Let \((M^n,g,e^{-f}d\mu _M)\) be a compact smooth metric measure space with nonempty boundary \(\partial M\). Suppose that M has nonnegative \(Ric_f\) and the boundary \(\partial M\) is strictly f-mean convex. Then \(\partial M\) is connected.

Proof

This can be proved by a similar argument as in Lemma 2.3: Suppose that \(\partial M\) is not connected. Let \(\Sigma \) be one of its components. Choose an f-harmonic function u (i.e., \(\bar{\Delta }_f u=0\) in M) which is equal to 0 on \(\Sigma \) and is equal to one on \(\partial M\setminus \Sigma \). The existence of u is given by the classical results for elliptic equations as in the proof of Lemma 2.3. Then under the curvature assumption of M and \(\partial M\), the Reilly formula (2.8) implies that u is a constant, which is a contradiction. \(\square \)
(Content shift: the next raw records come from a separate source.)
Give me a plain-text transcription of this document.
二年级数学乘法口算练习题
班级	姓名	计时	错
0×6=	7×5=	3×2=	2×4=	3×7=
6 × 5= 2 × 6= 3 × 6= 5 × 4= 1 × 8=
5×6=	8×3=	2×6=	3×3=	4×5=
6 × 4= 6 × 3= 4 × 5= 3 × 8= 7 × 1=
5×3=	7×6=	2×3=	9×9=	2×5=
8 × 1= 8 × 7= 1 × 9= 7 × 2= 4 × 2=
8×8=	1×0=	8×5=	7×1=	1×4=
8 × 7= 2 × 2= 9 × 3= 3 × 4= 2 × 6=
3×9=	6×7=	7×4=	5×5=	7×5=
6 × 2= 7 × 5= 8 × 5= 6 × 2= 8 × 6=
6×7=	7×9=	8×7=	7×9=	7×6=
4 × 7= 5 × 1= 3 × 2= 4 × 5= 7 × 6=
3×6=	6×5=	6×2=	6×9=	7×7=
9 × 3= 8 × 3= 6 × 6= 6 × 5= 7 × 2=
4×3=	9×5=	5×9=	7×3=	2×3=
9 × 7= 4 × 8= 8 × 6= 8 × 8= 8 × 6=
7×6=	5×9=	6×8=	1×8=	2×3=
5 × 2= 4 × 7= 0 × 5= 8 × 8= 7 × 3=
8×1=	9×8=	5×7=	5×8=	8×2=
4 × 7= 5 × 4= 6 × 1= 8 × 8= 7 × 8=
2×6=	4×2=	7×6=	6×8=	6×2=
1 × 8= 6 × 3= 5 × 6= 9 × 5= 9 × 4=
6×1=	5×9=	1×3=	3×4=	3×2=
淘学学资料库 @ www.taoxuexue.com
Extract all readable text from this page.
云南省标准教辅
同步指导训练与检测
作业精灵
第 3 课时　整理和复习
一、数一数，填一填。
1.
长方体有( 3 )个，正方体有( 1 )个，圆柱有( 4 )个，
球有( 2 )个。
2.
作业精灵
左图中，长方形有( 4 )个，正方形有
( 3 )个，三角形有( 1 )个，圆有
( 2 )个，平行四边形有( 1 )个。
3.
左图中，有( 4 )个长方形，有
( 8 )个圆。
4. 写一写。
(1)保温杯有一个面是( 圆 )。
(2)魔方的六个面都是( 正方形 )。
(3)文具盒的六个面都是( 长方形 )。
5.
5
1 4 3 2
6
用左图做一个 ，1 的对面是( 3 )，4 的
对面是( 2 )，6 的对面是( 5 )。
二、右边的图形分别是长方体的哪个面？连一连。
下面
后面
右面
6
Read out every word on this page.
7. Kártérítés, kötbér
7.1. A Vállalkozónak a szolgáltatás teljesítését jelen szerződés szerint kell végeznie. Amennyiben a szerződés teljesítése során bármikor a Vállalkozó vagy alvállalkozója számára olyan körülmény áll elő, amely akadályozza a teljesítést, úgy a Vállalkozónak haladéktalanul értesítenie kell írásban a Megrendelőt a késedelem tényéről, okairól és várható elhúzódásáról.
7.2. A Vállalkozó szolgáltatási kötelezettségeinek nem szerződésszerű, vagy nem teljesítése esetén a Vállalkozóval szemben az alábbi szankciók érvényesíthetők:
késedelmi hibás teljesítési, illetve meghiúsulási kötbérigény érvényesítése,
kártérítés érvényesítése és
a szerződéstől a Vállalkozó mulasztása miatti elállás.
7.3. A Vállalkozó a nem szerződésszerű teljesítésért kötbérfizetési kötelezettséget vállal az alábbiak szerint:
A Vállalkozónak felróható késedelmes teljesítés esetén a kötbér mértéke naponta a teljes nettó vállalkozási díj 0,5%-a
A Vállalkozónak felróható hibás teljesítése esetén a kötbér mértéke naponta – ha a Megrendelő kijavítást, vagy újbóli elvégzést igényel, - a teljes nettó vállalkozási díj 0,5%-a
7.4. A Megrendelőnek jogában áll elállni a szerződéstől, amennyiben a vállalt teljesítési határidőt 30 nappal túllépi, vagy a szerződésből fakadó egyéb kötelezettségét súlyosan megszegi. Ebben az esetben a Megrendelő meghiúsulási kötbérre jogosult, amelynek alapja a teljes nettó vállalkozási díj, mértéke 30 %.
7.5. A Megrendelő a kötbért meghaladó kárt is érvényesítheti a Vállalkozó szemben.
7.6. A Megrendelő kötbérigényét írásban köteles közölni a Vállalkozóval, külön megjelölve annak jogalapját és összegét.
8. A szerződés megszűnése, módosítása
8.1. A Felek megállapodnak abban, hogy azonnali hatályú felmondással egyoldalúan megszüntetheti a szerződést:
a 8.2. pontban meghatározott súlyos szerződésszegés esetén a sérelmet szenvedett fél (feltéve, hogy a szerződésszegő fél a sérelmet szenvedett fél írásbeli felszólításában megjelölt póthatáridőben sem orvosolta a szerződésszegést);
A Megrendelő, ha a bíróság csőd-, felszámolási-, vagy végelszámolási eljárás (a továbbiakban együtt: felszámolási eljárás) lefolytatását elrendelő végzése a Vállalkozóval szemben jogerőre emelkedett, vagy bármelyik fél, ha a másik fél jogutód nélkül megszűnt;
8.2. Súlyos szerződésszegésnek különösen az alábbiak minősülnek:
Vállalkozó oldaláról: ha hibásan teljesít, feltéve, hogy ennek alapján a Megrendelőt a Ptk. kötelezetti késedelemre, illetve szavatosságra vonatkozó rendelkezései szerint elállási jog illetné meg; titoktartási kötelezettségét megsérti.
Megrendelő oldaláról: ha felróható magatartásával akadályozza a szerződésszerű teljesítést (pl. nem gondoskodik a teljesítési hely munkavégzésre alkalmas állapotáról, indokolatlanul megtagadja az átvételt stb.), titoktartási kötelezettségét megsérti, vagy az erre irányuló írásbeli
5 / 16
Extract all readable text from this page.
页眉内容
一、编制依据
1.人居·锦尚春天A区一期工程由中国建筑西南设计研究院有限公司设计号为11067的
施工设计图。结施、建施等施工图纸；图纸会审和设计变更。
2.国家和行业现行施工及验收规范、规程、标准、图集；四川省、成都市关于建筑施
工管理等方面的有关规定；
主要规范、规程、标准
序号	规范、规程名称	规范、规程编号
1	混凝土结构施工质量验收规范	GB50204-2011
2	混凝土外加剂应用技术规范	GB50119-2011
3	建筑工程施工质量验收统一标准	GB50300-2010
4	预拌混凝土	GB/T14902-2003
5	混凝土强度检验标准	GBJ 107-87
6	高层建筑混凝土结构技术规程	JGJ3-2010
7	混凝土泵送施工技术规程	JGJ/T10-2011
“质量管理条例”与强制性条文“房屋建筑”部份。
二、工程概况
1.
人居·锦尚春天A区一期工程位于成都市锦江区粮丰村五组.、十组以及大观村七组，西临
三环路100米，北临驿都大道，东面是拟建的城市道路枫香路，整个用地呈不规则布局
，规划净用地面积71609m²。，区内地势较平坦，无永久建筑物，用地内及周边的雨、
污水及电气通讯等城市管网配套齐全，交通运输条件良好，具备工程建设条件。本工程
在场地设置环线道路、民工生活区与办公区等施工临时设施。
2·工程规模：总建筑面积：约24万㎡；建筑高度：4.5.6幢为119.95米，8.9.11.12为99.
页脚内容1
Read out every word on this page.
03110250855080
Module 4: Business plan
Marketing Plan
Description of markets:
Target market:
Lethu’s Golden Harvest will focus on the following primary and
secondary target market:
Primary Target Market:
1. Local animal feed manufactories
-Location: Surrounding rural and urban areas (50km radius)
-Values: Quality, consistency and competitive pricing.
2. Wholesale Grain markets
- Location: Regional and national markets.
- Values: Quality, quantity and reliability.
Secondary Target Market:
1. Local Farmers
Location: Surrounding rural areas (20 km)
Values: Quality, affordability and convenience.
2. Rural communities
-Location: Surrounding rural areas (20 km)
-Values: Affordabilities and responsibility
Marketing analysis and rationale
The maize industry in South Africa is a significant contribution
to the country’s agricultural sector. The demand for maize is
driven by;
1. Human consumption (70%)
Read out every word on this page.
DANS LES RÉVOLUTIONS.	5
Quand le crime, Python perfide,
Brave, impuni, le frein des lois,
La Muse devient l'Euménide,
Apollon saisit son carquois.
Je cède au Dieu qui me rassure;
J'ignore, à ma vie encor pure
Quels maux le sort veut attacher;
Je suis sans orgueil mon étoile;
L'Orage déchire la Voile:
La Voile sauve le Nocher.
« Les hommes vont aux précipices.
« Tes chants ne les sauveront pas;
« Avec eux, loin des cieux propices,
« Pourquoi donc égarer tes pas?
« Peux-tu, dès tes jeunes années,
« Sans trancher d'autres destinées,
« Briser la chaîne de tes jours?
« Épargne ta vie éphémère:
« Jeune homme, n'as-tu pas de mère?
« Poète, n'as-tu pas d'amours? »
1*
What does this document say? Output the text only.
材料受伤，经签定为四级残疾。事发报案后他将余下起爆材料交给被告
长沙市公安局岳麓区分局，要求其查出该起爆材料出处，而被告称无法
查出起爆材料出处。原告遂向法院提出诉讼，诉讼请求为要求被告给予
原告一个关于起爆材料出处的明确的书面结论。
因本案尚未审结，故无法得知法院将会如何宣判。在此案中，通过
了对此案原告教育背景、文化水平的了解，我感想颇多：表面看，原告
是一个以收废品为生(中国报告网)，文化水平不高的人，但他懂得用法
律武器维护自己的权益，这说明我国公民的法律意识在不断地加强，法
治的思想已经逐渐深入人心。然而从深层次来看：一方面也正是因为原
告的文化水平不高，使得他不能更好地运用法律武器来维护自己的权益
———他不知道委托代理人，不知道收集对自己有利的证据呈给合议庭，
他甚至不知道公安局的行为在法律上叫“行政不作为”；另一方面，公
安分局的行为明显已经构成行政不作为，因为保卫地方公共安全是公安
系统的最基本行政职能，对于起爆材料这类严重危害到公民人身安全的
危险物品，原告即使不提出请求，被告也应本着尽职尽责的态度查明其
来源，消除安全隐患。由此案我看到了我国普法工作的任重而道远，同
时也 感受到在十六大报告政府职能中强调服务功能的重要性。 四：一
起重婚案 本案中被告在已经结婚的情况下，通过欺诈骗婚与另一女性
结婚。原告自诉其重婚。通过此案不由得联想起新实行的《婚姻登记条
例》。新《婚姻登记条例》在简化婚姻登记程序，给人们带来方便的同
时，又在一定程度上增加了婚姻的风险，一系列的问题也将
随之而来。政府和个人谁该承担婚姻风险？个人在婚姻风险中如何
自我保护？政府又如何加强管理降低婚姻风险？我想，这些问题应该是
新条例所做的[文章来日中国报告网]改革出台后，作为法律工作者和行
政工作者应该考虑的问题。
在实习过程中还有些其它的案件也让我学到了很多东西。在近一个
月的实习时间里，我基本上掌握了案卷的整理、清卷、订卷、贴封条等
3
Using similar arguments in [5, Lemma 6] and [23, Theorem 2], we have the following corollary.

Corollary 2.5

Let \((M^n,g,e^{-f}d\mu _M)\) be a compact orientable smooth metric measure space with nonempty boundary \(\partial M\). Suppose that M has nonnegative \(Ric_f\) and the boundary \(\partial M\) is strictly f-mean convex and strictly convex. If \(\Sigma \) be a properly embedded orientable f-minimal hypersurface in M with free boundary on \(\partial M\), then \(\Sigma \) divides M into two components \(\Omega _1\) and \(\Omega _2\).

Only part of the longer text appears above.